Je mets ma capuche et ferme mon manteau avant de descendre de la voiture. Alken me rejoint rapidement et nous courrons jusqu’à l’entrée du restaurant en riant. Ah, le Nord ! Heureusement, on s’y habitue, et il vaut mieux rire des trombes d’eau qui nous tombent dessus plutôt que de s’en plaindre. Bon, entre nous, je préférerais la neige à la pluie maintenant que nous approchons grandement de Noël. Si les trains pouvaient être bloqués, cela m’éviterait d’avoir à descendre à Paris pour les fêtes. En attendant, voilà une semaine qu’il pleut quotidiennement et que les températures sont proches de zéro, et je suis encore plus ravie de rentrer pour aller me blottir à l’abri, au chaud, dans les bras du bel Apollon dont la main est posée au creux de mes reins, diffusant malgré les couches de vêtements, une chaleur certaine dans tout mon corps.
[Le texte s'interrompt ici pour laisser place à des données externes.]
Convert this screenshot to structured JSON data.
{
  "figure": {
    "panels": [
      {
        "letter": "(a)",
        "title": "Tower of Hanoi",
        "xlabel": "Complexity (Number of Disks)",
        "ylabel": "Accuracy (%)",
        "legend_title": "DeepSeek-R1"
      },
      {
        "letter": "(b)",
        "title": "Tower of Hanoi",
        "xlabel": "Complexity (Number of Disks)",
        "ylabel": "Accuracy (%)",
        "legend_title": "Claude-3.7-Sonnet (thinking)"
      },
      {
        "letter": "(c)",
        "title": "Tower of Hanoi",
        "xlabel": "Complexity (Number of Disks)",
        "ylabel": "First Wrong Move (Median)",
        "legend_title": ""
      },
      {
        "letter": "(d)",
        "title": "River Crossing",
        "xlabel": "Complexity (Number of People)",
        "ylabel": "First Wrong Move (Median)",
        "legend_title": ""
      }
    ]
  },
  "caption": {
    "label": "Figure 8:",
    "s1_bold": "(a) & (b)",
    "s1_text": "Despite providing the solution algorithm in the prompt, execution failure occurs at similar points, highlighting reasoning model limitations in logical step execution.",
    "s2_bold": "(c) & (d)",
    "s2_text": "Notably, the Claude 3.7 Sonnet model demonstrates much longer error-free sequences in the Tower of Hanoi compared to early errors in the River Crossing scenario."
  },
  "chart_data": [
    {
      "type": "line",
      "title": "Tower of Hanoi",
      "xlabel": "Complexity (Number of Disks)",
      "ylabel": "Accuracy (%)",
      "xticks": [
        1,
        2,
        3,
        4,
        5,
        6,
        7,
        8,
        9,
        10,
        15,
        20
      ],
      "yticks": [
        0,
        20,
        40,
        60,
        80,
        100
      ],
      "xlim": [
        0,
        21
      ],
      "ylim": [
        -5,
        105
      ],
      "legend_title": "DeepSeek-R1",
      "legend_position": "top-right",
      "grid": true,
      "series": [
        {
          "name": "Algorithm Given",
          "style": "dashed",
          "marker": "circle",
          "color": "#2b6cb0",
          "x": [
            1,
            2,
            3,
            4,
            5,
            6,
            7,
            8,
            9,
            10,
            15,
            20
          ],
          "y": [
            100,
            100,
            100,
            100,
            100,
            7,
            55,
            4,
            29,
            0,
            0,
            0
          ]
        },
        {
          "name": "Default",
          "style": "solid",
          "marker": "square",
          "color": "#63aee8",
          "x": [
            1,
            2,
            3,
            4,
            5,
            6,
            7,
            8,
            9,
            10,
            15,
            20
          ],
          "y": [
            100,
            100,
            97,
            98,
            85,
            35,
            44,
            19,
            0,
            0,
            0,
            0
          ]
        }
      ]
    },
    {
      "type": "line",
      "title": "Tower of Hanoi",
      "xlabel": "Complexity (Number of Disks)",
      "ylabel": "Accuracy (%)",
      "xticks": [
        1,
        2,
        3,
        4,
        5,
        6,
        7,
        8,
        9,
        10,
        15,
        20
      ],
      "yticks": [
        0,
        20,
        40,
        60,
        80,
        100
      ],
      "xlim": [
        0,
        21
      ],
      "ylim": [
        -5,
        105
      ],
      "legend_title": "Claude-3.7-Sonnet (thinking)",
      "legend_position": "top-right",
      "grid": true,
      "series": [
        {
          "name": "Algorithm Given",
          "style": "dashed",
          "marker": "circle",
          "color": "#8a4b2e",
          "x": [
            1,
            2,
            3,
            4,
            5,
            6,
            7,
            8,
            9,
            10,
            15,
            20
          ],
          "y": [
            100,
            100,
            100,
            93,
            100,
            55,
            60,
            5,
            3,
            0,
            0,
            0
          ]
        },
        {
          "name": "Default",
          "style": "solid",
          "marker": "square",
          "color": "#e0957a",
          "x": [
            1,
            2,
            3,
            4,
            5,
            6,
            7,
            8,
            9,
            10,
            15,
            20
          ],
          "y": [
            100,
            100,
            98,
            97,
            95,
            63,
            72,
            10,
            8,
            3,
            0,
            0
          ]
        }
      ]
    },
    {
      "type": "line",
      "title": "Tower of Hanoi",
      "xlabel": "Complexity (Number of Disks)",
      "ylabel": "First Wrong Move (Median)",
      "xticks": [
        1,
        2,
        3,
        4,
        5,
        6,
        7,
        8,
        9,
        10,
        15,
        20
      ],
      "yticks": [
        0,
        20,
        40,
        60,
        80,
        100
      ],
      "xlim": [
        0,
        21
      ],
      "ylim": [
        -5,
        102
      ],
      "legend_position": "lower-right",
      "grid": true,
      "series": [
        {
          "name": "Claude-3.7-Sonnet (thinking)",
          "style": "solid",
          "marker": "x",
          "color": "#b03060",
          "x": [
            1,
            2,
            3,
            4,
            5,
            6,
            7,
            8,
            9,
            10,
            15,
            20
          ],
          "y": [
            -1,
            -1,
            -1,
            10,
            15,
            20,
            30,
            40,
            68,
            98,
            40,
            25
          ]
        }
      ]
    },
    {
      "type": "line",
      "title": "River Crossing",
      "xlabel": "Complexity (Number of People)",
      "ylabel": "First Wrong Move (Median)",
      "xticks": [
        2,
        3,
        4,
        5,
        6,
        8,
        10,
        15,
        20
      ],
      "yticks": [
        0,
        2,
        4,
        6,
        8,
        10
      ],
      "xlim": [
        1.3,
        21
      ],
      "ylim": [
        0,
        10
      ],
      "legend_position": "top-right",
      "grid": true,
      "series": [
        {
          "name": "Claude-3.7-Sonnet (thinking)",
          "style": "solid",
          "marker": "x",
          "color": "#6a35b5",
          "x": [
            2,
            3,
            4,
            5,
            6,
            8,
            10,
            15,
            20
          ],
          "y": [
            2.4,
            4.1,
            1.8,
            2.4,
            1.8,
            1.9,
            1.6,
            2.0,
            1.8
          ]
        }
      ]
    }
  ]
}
— Ah, ils sont là-bas, dit mon amoureux en me montrant du doigt une table dans un coin de la salle.

Je jette un œil sur le couple qu’il m’indique. Ils sont tous deux installés côte à côte sur une banquette, penchés l’un vers l’autre, et le regard qu’ils se lancent me ferait presque envie tant ils semblent complices.

Je stresse. C’est vrai, quoi. Outre le fait que nous tentons à nouveau l’expérience du restaurant et que la dernière fois, j’ai dû fuir et manquer le tiramisu pour ne pas me faire voir de l’ex-femme d’Alken, voilà qu’il me présente à ses amis. Cela officialise vraiment notre relation, même si elle doit rester secrète. Honnêtement, quand Alken m’a parlé d’aller dîner avec eux, j’ai un peu paniqué et lui ai dit que je ne pensais pas que ce soit une bonne idée. Mais, après réflexion, l’envie de vivre de façon normale, de sortir un peu de l’appartement, mais aussi de rencontrer l’homme qui donne un coup de main à mon amoureux dans cette situation galère, m’ont convaincue. Ça, et le fait qu’Alken semblait vraiment heureux à l’idée de partager cette soirée avec ses amis.

Tous deux sont vraiment magnifiques et vont bien ensemble, c’est la première pensée que j’ai en les voyant se lever pour nous saluer. Charlotte m’accueille chaleureusement et me fait la bise, suivie de son compagnon Rafael qui me décoche un sourire charmeur qui ne doit laisser personne de marbre.

J’enlève mon manteau et m’installe en face de Charlotte alors qu’Alken et Rafael se gratifient d’une chaleureuse étreinte, et je souris en le voyant poser son bras sur le dossier de ma chaise une fois qu’il est installé.

— Je suis contente de vous rencontrer. Alken m’a beaucoup parlé de vous, dis-je en jetant un œil à mon danseur.

— Eh bien, nous aussi ! lance un Rafael, visiblement content de me rencontrer. C’est un plaisir de découvrir celle qui fait faire des folies à notre ami !

— Des folies, hein ? Qu’est-ce que tu as bien peur leur raconter ? ris-je. Vous savez, vu le contexte, on ne fait pas grand-chose de fou, pour être honnête.

— J’ai dû lui dire pour ce qui a amené Charline à débarquer dans la salle de bain, intervient Alken, tout gêné et rougissant.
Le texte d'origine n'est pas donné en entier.